MP Ruth George has outlined she will vote against Boris Johnson's Brexit deal in Parliament on Saturday.

The prime minister insists he is "very confident" of getting the majority he needs to "get Brexit done" by his 31 October deadline.

The vote in the House of Commons comes as Parliament is sitting on a Saturday for the first time in 37 years, after Mr Johnson - of the Conservative party - agreed a revised Brexit deal with the European Union in Brussels on Thursday. 

But Mrs George, of the Labour Party, believes the deal is ‘bad for the people of High Peak’.  

Revealing her voting intention in a detailed statement, the MP said: "I will be in Parliament on Saturday for the vote on Boris Johnson’s deal. This is a bad deal for the people of High Peak, especially working people. For England, it is like leaving without a deal, but just delayed until the end of next year. 

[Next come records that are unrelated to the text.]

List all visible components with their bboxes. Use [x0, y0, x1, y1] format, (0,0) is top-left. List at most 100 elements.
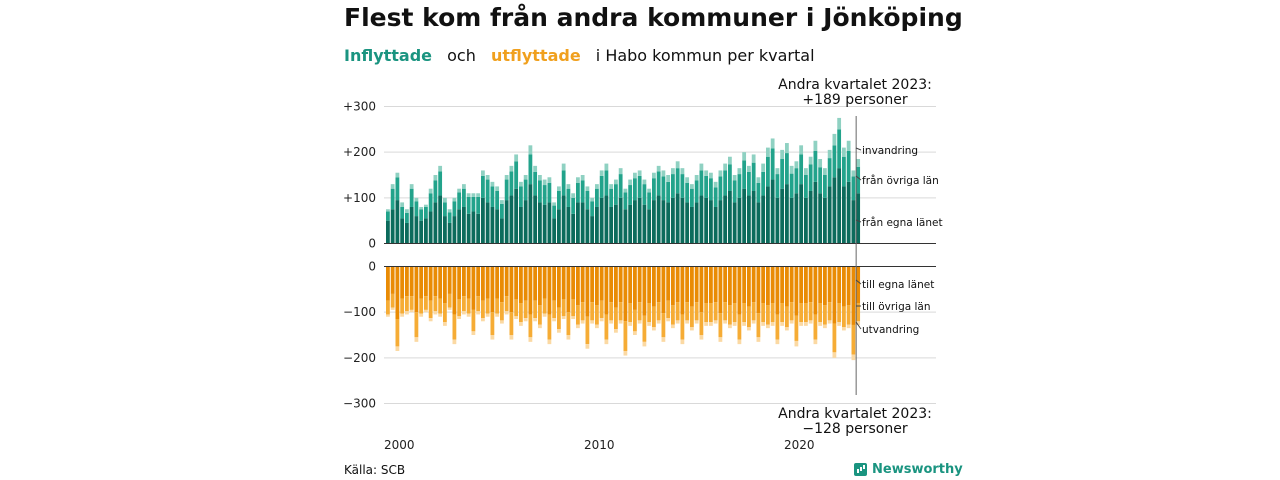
outflow-bar-utvandring — [590, 320, 595, 324]
inflow-bar-ovriga — [637, 175, 642, 198]
outflow-segment-label: utvandring — [862, 324, 919, 336]
x-axis-label: 2000 — [384, 438, 415, 452]
outflow-bar-ovriga — [419, 298, 424, 314]
inflow-bar-egna — [566, 206, 571, 244]
outflow-bar-egna — [737, 266, 742, 315]
inflow-bar-invandring — [846, 140, 851, 151]
outflow-bar-egna — [728, 266, 732, 306]
outflow-bar-ovriga — [509, 312, 514, 335]
outflow-bar-egna — [585, 266, 590, 317]
inflow-bar-egna — [623, 209, 628, 244]
outflow-bar-utvandring — [794, 340, 799, 347]
inflow-bar-egna — [542, 204, 547, 244]
inflow-bar-invandring — [509, 165, 514, 172]
inflow-bar-ovriga — [813, 150, 818, 182]
inflow-bar-invandring — [490, 181, 495, 187]
outflow-bar-utvandring — [751, 320, 756, 324]
inflow-bar-ovriga — [694, 180, 699, 203]
outflow-bar-utvandring — [723, 320, 728, 324]
outflow-bar-egna — [718, 266, 723, 314]
outflow-bar-egna — [604, 266, 609, 315]
outflow-bar-utvandring — [808, 320, 813, 324]
inflow-bar-invandring — [476, 193, 481, 197]
outflow-bar-egna — [671, 266, 675, 306]
outflow-label-leader — [855, 321, 862, 330]
inflow-bar-invandring — [713, 181, 718, 188]
inflow-bar-ovriga — [808, 164, 813, 191]
inflow-bar-egna — [504, 200, 509, 244]
inflow-bar-invandring — [585, 186, 590, 191]
outflow-bar-egna — [713, 266, 718, 303]
inflow-bar-egna — [519, 206, 523, 244]
outflow-bar-egna — [799, 266, 804, 304]
subtitle-inflyttade: Inflyttade — [344, 46, 433, 65]
outflow-bar-utvandring — [599, 318, 604, 322]
inflow-bar-ovriga — [856, 166, 861, 194]
outflow-bar-utvandring — [457, 316, 462, 320]
outflow-bar-ovriga — [471, 309, 476, 332]
inflow-bar-ovriga — [414, 201, 419, 217]
inflow-bar-ovriga — [666, 181, 671, 203]
outflow-bar-egna — [504, 266, 509, 297]
outflow-bar-utvandring — [799, 322, 804, 326]
inflow-bar-ovriga — [799, 154, 804, 185]
outflow-bar-ovriga — [476, 296, 481, 312]
inflow-bar-ovriga — [704, 175, 709, 198]
inflow-bar-ovriga — [766, 156, 770, 187]
inflow-bar-egna — [756, 202, 761, 244]
inflow-bar-ovriga — [528, 154, 533, 185]
outflow-bar-egna — [490, 266, 495, 313]
inflow-bar-ovriga — [599, 175, 604, 198]
outflow-bar-utvandring — [433, 311, 438, 315]
outflow-bar-ovriga — [737, 314, 742, 340]
inflow-bar-ovriga — [386, 211, 390, 221]
outflow-bar-ovriga — [761, 303, 766, 323]
inflow-bar-egna — [804, 197, 808, 244]
inflow-bar-invandring — [395, 172, 400, 178]
outflow-bar-utvandring — [452, 339, 457, 345]
outflow-bar-utvandring — [728, 324, 732, 329]
outflow-bar-utvandring — [842, 327, 846, 331]
inflow-bar-egna — [694, 202, 699, 244]
outflow-bar-egna — [599, 266, 604, 301]
outflow-bar-egna — [428, 266, 433, 301]
inflow-bar-egna — [599, 197, 604, 244]
outflow-bar-ovriga — [690, 306, 694, 328]
outflow-bar-utvandring — [395, 346, 400, 351]
outflow-bar-egna — [580, 266, 585, 303]
inflow-bar-egna — [400, 218, 405, 244]
outflow-bar-utvandring — [561, 316, 566, 320]
inflow-bar-ovriga — [519, 186, 523, 207]
annotation-bottom-line2: −128 personer — [802, 421, 908, 437]
outflow-bar-egna — [452, 266, 457, 315]
inflow-bar-egna — [609, 206, 614, 244]
outflow-bar-ovriga — [709, 303, 713, 323]
outflow-bar-ovriga — [576, 305, 580, 325]
outflow-bar-ovriga — [728, 305, 732, 325]
inflow-bar-egna — [386, 220, 390, 244]
inflow-bar-invandring — [837, 117, 842, 130]
inflow-bar-ovriga — [547, 182, 552, 203]
inflow-bar-ovriga — [485, 179, 490, 203]
outflow-bar-ovriga — [633, 309, 637, 332]
inflow-bar-ovriga — [756, 182, 761, 203]
inflow-bar-invandring — [666, 175, 671, 182]
inflow-bar-invandring — [704, 170, 709, 176]
outflow-bar-ovriga — [713, 302, 718, 321]
inflow-bar-egna — [851, 200, 856, 244]
outflow-bar-ovriga — [462, 296, 466, 312]
newsworthy-logo: Newsworthy — [854, 462, 963, 477]
outflow-bar-utvandring — [386, 314, 390, 317]
inflow-bar-ovriga — [713, 187, 718, 207]
inflow-bar-invandring — [647, 188, 652, 193]
inflow-bar-egna — [414, 216, 419, 244]
inflow-label-leader — [855, 219, 862, 223]
inflow-bar-ovriga — [642, 184, 647, 205]
outflow-bar-utvandring — [647, 322, 652, 326]
inflow-bar-invandring — [799, 145, 804, 155]
outflow-bar-ovriga — [770, 303, 775, 323]
inflow-bar-invandring — [742, 152, 747, 161]
inflow-bar-ovriga — [690, 188, 694, 207]
inflow-bar-ovriga — [471, 196, 476, 212]
outflow-bar-egna — [832, 266, 837, 324]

“We will see tariffs and checks at our borders, and British companies unable to bid for contracts to produce goods to European standards - as they do at present. The deal fails to guarantee the British people protections on vital rights at work like paid holidays, part-time workers’ rights, and paid leave for new parents, as well as protections for our environmental standards, safety and consumer products.

“I will therefore be voting against the deal. If the deal fails to get a majority then I will support the amendment which calls for any Brexit deal to be put back to the people. If the deal passes, I will support an amendment next week for it to be put to the British people."

She went on: “If the Prime Minister really believed this is a good deal for the people of Britain, he would not shy away from letting the people decide on it. 

“By denying Parliament the details of the deal and leaving less than 48 hours to scrutinise the details with as little information as possible to assess the consequences, it looks like he has something to hide.

“This decision will affect the UK, our standard of living and our economy for years to come. It’s too important to be rushed through with few details and no public say.”